Um deren Ansätze als unwissenschaftlich zu offenbaren, stellte der Autor Bobby Henderson 2005 die Theorie auf, die Evolution habe nicht stattgefunden. Die Welt sei vielmehr von einem fliegenden Spaghettimonster erschaffen worden. Den christlichen Slogan, „What would Jesus do", der als Leitlinie im Leben dienen soll, wurde im Pastafarianismus umgewandelt zu, „What would a Pirate do".
Im deutschsprachigen Raum wurde der Pastafarianismus vor allem im Juli 2011 bekannt. Der österreichische Atheist Niko Alm hatte erfahren, dass man aus Glaubensgründen auf dem Foto im Führerschein eine Kopfbedeckung tragen darf. Als Pastafarian ließ er sich mit einem Nudelsieb ablichten. Von der Dienststelle bekam er daraufhin erst einmal einen Termin beim Amtsarzt, weil man an seiner Zurechnungsfähigkeit zweifelte. Schließlich wurde das Nudelsieb als Ausdruck seiner Religion tatsächlich akzeptiert.
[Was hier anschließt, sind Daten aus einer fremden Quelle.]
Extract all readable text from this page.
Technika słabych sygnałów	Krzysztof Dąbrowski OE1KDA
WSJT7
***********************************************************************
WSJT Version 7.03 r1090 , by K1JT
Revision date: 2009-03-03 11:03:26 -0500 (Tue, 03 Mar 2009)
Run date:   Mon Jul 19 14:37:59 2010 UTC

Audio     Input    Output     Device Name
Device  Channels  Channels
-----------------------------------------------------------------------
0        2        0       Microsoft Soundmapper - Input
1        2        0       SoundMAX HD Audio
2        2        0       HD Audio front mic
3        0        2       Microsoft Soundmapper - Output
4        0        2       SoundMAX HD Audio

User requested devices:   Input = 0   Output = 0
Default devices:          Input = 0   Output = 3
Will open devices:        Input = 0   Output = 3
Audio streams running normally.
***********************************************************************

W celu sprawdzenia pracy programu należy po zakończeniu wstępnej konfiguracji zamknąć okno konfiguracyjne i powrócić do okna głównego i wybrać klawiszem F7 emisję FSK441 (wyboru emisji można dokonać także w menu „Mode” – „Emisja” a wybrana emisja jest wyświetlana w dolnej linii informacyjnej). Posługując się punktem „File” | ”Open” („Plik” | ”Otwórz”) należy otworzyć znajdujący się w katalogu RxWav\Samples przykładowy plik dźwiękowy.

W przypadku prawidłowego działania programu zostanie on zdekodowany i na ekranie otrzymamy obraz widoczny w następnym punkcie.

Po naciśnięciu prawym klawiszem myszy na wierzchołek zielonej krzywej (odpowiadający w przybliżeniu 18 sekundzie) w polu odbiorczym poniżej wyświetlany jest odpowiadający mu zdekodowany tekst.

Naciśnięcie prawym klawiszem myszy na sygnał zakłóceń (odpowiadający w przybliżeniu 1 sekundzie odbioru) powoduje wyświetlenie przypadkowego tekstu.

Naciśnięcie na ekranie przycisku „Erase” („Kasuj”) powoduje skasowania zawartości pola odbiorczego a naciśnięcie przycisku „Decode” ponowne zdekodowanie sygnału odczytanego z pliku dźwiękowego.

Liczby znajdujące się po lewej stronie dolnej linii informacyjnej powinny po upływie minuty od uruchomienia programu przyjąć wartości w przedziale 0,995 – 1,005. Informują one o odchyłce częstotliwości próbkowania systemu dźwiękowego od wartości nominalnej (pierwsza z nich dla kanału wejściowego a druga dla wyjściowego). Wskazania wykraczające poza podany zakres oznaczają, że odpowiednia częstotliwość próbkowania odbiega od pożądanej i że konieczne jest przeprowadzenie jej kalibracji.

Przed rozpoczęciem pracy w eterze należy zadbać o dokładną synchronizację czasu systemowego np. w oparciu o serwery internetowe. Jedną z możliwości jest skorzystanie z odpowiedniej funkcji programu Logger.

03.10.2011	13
Hätten die Behörden sich näher mit dem Pastafarianismus auseinandergesetzt, hätte ihnen das Sieb immerhin verdächtig erscheinen müssen. Schließlich forderte das Spaghettimonster zwar die Verkleidung als Pirat, nach der bisherigen Geschichtsforschung ist von Nudelsieben als Kopfschmuck von Piraten aber bisher nichts bekannt.